Target Therapy for Hepatocellular Carcinoma: Beyond Receptor Tyrosine Kinase Inhibitors and Immune Checkpoint Inhibitors

SIMPLE SUMMARY: Hepatocellular carcinoma (HCC) is the most common type of primary liver cancer and its incidence is steadily increasing. The development of HCC is a complex, multi-step process that is accompanied by alterations in multiple signaling cascades. Recent years have seen advancement in understanding molecular signaling pathways that play central roles in hepatocarcinogenesis. Aberrant activation of YAP/TAZ, Hedgehog, or Wnt/β-catenin signaling is frequently found in a subset of HCC patients. Targeting the signaling pathway via small molecule inhibitors could be a promising therapeutic option for the subset of patients. In this review, we will introduce the signaling pathways, discuss their roles in the development of HCC, and propose a therapeutic approach targeting the signaling pathways in the context of HCC. ABSTRACT: Hepatocellular carcinoma (HCC) is a major health concern worldwide, and its incidence is increasing steadily.
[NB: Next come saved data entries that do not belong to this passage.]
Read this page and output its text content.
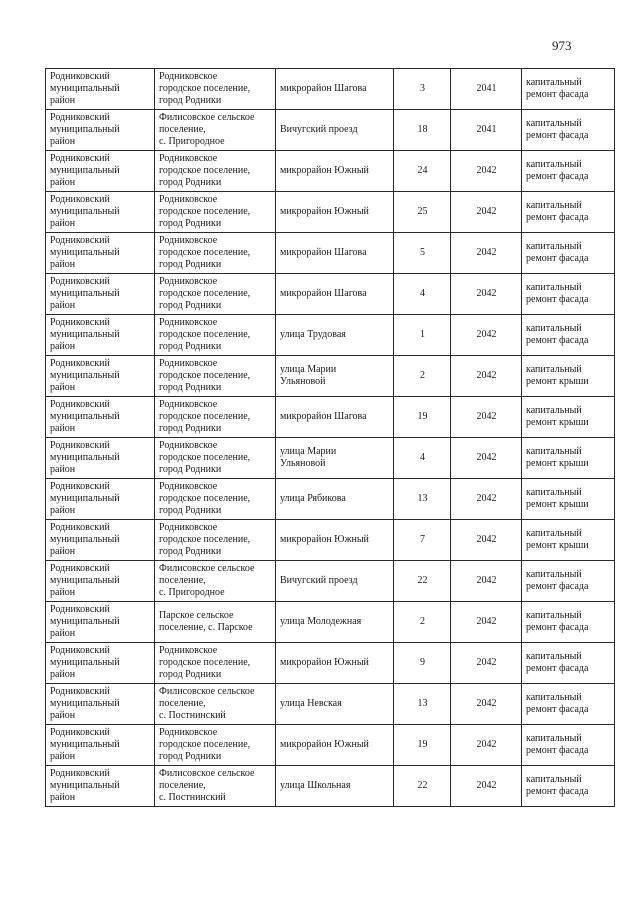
973
Родниковский
муниципальный
район	Родниковское
городское поселение,
город Родники	микрорайон Шагова	3	2041	капитальный
ремонт фасада

Родниковский
муниципальный
район	Филисовское сельское
поселение,
с. Пригородное	Вичугский проезд	18	2041	капитальный
ремонт фасада

Родниковский
муниципальный
район	Родниковское
городское поселение,
город Родники	микрорайон Южный	24	2042	капитальный
ремонт фасада

Родниковский
муниципальный
район	Родниковское
городское поселение,
город Родники	микрорайон Южный	25	2042	капитальный
ремонт фасада

Родниковский
муниципальный
район	Родниковское
городское поселение,
город Родники	микрорайон Шагова	5	2042	капитальный
ремонт фасада

Родниковский
муниципальный
район	Родниковское
городское поселение,
город Родники	микрорайон Шагова	4	2042	капитальный
ремонт фасада

Родниковский
муниципальный
район	Родниковское
городское поселение,
город Родники	улица Трудовая	1	2042	капитальный
ремонт фасада

Родниковский
муниципальный
район	Родниковское
городское поселение,
город Родники	улица Марии
Ульяновой	2	2042	капитальный
ремонт крыши

Родниковский
муниципальный
район	Родниковское
городское поселение,
город Родники	микрорайон Шагова	19	2042	капитальный
ремонт крыши

Родниковский
муниципальный
район	Родниковское
городское поселение,
город Родники	улица Марии
Ульяновой	4	2042	капитальный
ремонт крыши

Родниковский
муниципальный
район	Родниковское
городское поселение,
город Родники	улица Рябикова	13	2042	капитальный
ремонт крыши

Родниковский
муниципальный
район	Родниковское
городское поселение,
город Родники	микрорайон Южный	7	2042	капитальный
ремонт крыши

Родниковский
муниципальный
район	Филисовское сельское
поселение,
с. Пригородное	Вичугский проезд	22	2042	капитальный
ремонт фасада

Родниковский
муниципальный
район	Парское сельское
поселение, с. Парское	улица Молодежная	2	2042	капитальный
ремонт фасада

Родниковский
муниципальный
район	Родниковское
городское поселение,
город Родники	микрорайон Южный	9	2042	капитальный
ремонт фасада

Родниковский
муниципальный
район	Филисовское сельское
поселение,
с. Постнинский	улица Невская	13	2042	капитальный
ремонт фасада

Родниковский
муниципальный
район	Родниковское
городское поселение,
город Родники	микрорайон Южный	19	2042	капитальный
ремонт фасада

Родниковский
муниципальный
район	Филисовское сельское
поселение,
с. Постнинский	улица Школьная	22	2042	капитальный
ремонт фасада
To date, receptor tyrosine kinases (RTKs) are the most favored molecular targets for the treatment of HCC, followed by immune checkpoint regulators such as PD-1, PD-L1, and CTLA-4. With less than desirable clinical outcomes from RTK inhibitors as well as immune checkpoint inhibitors (ICI) so far, novel molecular target therapies have been proposed for HCC. In this review, we will introduce diverse molecular signaling pathways that are aberrantly activated in HCC, focusing on YAP/TAZ, Hedgehog, and Wnt/β-catenin signaling pathways, and discuss potential therapeutic strategies targeting the signaling pathways in HCC.